Since long ago there has been a difference in the wages man and women receive even in the same deparment or position. It is imperative to know how big this gap is right now and if beside once gender their age, job title or level of education have a significant impact in the disparity.
Glassdoor is the second largest job site in the U.S., following Indeed. It's a free digital platform that gathers information and reviews from employees or former employees about companies, salaries, and even job openings. Meaning that they have wide range of information in the dataset and it is updated in a yearly manner. The goal of this project is to identify which are the factors that with realation to gender have the greatest impact in the wage disparity and in what manner is it affected.
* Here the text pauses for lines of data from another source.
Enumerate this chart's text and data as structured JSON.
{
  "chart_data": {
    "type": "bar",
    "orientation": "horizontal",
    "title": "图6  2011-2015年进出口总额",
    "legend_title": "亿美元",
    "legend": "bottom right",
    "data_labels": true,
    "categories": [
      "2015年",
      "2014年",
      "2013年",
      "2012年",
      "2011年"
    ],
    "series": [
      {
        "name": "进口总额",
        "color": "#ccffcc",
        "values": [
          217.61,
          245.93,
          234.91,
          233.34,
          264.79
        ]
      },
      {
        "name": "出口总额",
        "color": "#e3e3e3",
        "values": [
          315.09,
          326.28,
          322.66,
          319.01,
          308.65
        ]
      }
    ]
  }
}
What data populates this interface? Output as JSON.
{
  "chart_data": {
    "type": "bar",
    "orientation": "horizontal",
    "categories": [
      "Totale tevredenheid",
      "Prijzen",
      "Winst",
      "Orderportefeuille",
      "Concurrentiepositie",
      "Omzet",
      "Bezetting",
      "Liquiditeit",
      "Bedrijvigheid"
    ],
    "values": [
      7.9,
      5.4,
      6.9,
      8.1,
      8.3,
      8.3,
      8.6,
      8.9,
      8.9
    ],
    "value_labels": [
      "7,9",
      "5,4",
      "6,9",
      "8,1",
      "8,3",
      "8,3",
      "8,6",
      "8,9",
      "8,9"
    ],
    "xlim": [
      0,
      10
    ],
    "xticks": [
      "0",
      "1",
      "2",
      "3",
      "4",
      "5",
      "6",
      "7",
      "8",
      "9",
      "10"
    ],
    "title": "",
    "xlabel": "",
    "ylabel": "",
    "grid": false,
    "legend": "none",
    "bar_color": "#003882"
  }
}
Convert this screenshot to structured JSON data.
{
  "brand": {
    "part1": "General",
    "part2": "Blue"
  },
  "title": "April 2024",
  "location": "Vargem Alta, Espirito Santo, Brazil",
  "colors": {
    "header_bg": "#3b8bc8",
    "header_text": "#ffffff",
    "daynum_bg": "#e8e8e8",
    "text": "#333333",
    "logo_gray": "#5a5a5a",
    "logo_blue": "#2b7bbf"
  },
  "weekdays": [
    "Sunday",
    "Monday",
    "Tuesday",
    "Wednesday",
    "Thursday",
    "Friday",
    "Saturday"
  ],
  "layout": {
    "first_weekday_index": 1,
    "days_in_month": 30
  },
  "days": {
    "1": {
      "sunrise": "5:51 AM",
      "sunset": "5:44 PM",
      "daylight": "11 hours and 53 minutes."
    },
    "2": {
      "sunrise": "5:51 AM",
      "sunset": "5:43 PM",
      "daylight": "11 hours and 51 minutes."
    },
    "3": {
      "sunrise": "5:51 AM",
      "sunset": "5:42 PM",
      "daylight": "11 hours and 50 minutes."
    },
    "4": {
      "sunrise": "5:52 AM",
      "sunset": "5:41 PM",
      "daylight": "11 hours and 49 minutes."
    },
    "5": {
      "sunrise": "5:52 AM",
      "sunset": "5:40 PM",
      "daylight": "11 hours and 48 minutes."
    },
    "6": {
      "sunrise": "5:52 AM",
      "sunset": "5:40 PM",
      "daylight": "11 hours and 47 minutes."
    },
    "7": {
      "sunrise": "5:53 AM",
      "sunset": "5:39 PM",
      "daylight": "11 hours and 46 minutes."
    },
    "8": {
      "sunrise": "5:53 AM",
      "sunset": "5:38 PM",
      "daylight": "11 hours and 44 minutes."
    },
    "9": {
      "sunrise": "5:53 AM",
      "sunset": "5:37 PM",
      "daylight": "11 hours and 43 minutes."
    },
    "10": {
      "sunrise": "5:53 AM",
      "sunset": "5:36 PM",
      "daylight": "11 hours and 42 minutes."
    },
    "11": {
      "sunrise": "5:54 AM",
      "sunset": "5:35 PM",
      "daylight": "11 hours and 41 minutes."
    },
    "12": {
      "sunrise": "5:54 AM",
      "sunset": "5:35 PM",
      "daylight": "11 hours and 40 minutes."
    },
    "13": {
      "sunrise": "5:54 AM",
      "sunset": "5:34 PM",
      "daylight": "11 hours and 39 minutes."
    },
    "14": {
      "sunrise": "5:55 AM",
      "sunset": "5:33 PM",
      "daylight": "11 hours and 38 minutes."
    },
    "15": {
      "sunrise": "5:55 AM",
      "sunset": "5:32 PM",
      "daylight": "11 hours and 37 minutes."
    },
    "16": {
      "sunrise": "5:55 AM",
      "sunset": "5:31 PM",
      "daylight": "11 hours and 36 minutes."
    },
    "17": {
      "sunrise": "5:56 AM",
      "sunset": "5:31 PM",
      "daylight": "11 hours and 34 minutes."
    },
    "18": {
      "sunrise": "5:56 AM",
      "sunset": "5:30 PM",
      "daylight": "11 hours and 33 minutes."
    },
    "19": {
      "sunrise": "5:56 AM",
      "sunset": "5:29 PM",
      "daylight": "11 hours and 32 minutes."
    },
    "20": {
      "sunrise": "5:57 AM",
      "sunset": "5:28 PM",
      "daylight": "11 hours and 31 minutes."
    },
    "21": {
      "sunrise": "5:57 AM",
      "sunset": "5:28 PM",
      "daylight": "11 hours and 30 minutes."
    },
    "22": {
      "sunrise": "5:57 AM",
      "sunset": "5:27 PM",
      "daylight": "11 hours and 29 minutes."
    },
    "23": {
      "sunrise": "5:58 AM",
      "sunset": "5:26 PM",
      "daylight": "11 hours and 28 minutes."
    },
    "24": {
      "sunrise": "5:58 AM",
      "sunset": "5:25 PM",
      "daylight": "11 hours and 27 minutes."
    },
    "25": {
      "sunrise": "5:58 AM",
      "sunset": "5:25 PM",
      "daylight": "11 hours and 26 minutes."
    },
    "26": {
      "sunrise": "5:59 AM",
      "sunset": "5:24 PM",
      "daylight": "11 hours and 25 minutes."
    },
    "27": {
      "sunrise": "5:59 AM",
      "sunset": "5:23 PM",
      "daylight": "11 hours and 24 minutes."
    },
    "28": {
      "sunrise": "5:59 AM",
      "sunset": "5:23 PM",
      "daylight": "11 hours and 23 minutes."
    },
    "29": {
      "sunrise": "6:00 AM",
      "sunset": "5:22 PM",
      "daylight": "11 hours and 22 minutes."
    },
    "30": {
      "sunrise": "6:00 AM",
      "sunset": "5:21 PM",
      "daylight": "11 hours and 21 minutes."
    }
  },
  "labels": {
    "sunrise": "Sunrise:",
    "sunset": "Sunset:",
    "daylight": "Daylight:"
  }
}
If we are able to create an accurate analysis of the disperities encounter in each job title. It will posible to identify and asses this issue in a different manner focusing on the new insight gain.
We will use a Kaggle Dataset of Gender Pay Gap to odserve how does the following feuteres affect the gender pay gap:
JobTitle | Gender | Age | PerfEval | Education | Dept | Seniority | BasePay | Bonus |
---|---|---|---|---|---|---|---|---|
Graphic Designer | Female | 18 | 5 | College | Operations | 2 | 42363 | 9938 |
Software Engineer | Male | 21 | 5 | College | Management | 5 | 108476 | 11128 |
Warehouse Associate | Female | 19 | 4 | PhD | Administration | 5 | 90208 | 9268 |
Software Engineer | Male | 20 | 5 | Masters | Sales | 4 | 108080 | 10154 |
Graphic Designer | Male | 26 | 5 | Masters | Engineering | 5 | 99464 | 9319 |
import pandas as pd
df = pd.read_csv('glassdoor_gender_pay _gap.csv')
df
JobTitle | Gender | Age | PerfEval | Education | Dept | Seniority | BasePay | Bonus | |
---|---|---|---|---|---|---|---|---|---|
0 | Graphic Designer | Female | 18 | 5 | College | Operations | 2 | 42363 | 9938 |
1 | Software Engineer | Male | 21 | 5 | College | Management | 5 | 108476 | 11128 |
2 | Warehouse Associate | Female | 19 | 4 | PhD | Administration | 5 | 90208 | 9268 |
3 | Software Engineer | Male | 20 | 5 | Masters | Sales | 4 | 108080 | 10154 |
4 | Graphic Designer | Male | 26 | 5 | Masters | Engineering | 5 | 99464 | 9319 |
... | ... | ... | ... | ... | ... | ... | ... | ... | ... |
995 | Marketing Associate | Female | 61 | 1 | High School | Administration | 1 | 62644 | 3270 |
996 | Data Scientist | Male | 57 | 1 | Masters | Sales | 2 | 108977 | 3567 |
997 | Financial Analyst | Male | 48 | 1 | High School | Operations | 1 | 92347 | 2724 |
998 | Financial Analyst | Male | 65 | 2 | High School | Administration | 1 | 97376 | 2225 |
999 | Financial Analyst | Male | 60 | 1 | PhD | Sales | 2 | 123108 | 2244 |
1000 rows × 9 columns
As this data comes from employees and employeers we may encounter some outliers when it comes to the basic pay. These outliers could just by one individual affect the size of the gap in a significant manner when it comes to certain job titles or departments.
We will first clean the data to get rid of the performance evaluation and bonus pay colums. Then look at the gender wage gap as a whole.Also, identify the top 5 jod titles and deparment in which the gap is bigger and smaller, and create a bar chart to visualize the gap. Utilize a scatter plot to show if there is any relation between education level and salary.